While Reid says discussions are at an early stage, it could lead to 70,000 OneDock stations located in the streets of New York where it says ad hoc lithium battery charging resulted in 216 fires, 147 injuries, and six fatalities in 2022.

“There is an enormous opportunity in New York because there have been massive issues with battery fires in residential apartment buildings caused by people charging inside overnight with cheap chargers and batteries,” he says.

“Our system would overcome this issue by having smart programmable chargers and by providing a checkpoint. When we fit our adaptor to bikes, you can check what sort of battery they have and if it’s a non-conforming battery it won’t be allowed on the system. That’s how we would tackle that issue in New York and a good example of the opportunities out there.”

Further opportunities exist for hotels and resorts looking to offer a fleet of e-bikes for their guests.

“These could be a range of models to suit different riders and different riding abilities, and because our system is universal, it wouldn’t matter what the bikes, scooters or trikes look like.

“Some universities, like Monash here in Melbourne, also are having issues with students and staff bringing their private scooters and e-bikes into the university, finding any available power point they can and plugging them in.

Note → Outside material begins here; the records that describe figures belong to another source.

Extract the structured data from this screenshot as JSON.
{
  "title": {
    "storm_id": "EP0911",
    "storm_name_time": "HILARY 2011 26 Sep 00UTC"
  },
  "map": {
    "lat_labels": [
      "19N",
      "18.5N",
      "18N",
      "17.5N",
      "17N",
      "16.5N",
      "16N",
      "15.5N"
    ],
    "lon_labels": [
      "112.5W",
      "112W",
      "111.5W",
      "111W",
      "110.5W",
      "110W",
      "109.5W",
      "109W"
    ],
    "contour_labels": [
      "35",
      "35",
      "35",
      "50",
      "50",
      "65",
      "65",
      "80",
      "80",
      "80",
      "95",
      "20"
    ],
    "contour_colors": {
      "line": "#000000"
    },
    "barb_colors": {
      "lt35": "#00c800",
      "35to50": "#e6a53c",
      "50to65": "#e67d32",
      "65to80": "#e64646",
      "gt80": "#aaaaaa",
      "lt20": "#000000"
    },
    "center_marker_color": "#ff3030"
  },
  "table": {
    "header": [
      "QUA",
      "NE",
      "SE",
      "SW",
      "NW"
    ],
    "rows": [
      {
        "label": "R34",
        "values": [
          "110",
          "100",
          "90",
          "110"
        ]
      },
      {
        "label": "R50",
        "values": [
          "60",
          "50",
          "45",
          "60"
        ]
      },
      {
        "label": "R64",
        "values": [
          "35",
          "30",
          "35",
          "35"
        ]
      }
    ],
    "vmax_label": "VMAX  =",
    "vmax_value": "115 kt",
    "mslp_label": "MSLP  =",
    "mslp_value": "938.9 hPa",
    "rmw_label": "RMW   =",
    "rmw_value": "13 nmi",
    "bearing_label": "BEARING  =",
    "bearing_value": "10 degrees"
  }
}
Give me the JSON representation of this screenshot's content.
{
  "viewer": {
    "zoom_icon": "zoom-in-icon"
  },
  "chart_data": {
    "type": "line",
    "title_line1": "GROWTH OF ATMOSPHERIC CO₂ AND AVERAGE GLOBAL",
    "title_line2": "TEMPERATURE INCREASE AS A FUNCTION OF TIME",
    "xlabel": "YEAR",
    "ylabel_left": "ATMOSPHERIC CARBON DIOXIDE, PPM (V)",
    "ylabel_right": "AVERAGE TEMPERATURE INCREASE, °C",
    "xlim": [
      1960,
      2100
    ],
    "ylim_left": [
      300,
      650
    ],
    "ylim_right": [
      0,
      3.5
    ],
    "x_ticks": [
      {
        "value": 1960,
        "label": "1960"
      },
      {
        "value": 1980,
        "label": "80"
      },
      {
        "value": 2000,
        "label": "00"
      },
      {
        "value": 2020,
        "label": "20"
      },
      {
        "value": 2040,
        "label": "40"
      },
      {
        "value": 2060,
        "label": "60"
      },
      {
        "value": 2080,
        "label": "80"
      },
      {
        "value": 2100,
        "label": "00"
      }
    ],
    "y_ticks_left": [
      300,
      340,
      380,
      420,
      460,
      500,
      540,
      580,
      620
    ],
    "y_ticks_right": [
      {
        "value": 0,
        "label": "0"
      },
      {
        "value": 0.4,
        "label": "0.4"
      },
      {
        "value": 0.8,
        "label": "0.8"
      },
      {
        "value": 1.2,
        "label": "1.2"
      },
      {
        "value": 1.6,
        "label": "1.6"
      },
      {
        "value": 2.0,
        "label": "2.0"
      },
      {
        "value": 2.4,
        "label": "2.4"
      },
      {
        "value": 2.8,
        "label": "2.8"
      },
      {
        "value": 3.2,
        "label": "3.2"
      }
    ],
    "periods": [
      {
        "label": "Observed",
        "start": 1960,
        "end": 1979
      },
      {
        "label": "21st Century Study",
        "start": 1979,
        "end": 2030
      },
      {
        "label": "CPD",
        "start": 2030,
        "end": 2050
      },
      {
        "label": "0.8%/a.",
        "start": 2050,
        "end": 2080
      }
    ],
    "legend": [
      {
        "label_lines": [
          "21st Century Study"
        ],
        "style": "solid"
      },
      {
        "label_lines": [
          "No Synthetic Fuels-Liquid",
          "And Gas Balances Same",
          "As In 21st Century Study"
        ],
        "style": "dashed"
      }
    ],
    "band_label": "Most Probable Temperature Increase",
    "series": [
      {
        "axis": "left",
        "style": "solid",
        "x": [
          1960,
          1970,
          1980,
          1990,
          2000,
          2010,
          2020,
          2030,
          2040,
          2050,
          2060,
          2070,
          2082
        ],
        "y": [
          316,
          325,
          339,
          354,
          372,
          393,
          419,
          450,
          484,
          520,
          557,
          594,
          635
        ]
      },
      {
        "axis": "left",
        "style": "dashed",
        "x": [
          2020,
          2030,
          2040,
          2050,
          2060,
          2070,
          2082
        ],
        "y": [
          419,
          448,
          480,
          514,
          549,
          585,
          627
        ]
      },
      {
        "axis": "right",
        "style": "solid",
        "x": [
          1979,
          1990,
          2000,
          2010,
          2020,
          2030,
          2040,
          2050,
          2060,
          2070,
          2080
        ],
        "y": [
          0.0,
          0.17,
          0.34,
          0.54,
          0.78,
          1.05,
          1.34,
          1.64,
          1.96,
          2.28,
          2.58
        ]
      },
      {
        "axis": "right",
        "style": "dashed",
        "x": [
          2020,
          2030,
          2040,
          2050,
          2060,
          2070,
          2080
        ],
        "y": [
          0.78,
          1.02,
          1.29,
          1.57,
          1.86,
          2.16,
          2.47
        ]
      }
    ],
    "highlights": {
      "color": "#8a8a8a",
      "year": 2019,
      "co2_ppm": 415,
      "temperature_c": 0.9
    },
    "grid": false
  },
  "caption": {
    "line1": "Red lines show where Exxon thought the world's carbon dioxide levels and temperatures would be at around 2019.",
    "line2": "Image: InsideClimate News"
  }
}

“This can cause tripping and create fire hazards in lecture theatres and corridors. With a universal docking and charging system like ours, we could address this with a docking station outside.”

MicroFleet is a sister company of Electric Vehicles Pty Ltd, which was founded by Scott Dickson and Steve Smart in 2004 and has since become integral in keeping the mail system mobilised by supplying and maintaining the 2,000 electric bikes currently used by Australia Post.

Dickson and Smart, along with Reid, are co-founders of microFleet which was established in 2021 to provide a single charging solution for the booming e-bike and e-scooter market globally.

Reid says the funding from iMOVE will allow the company to get OneDock to the market early next year.

“That will be sufficient to get version one off the ground and launched,” he says.

“We’ve been designing this for a long time and these funds have come just at the right time. We have advanced prototypes of the system, and that funding will allow us to bring all of the different parts of the system and the architecture together.”

Reid, whose preferred mode of transport for years has been an e-bike, sees OneDock as a ‘golden export opportunity’ for Australia.

“However, our ambition transcends beyond a product; we're envisioning cities where transportation is seamless, eco-friendly, and efficient,” he says.

“The future of urban transportation is not in massive cars or sprawling highways. It's in efficient, green, and user-friendly solutions like e-bikes, e-scooters, and the infrastructure that supports them. With OneDock, microFleet is not just imagining this future, we’re building it.”

OneDock plans to make its international debut in Europe next year at a series of trade fairs for the cycling and micromobility industries.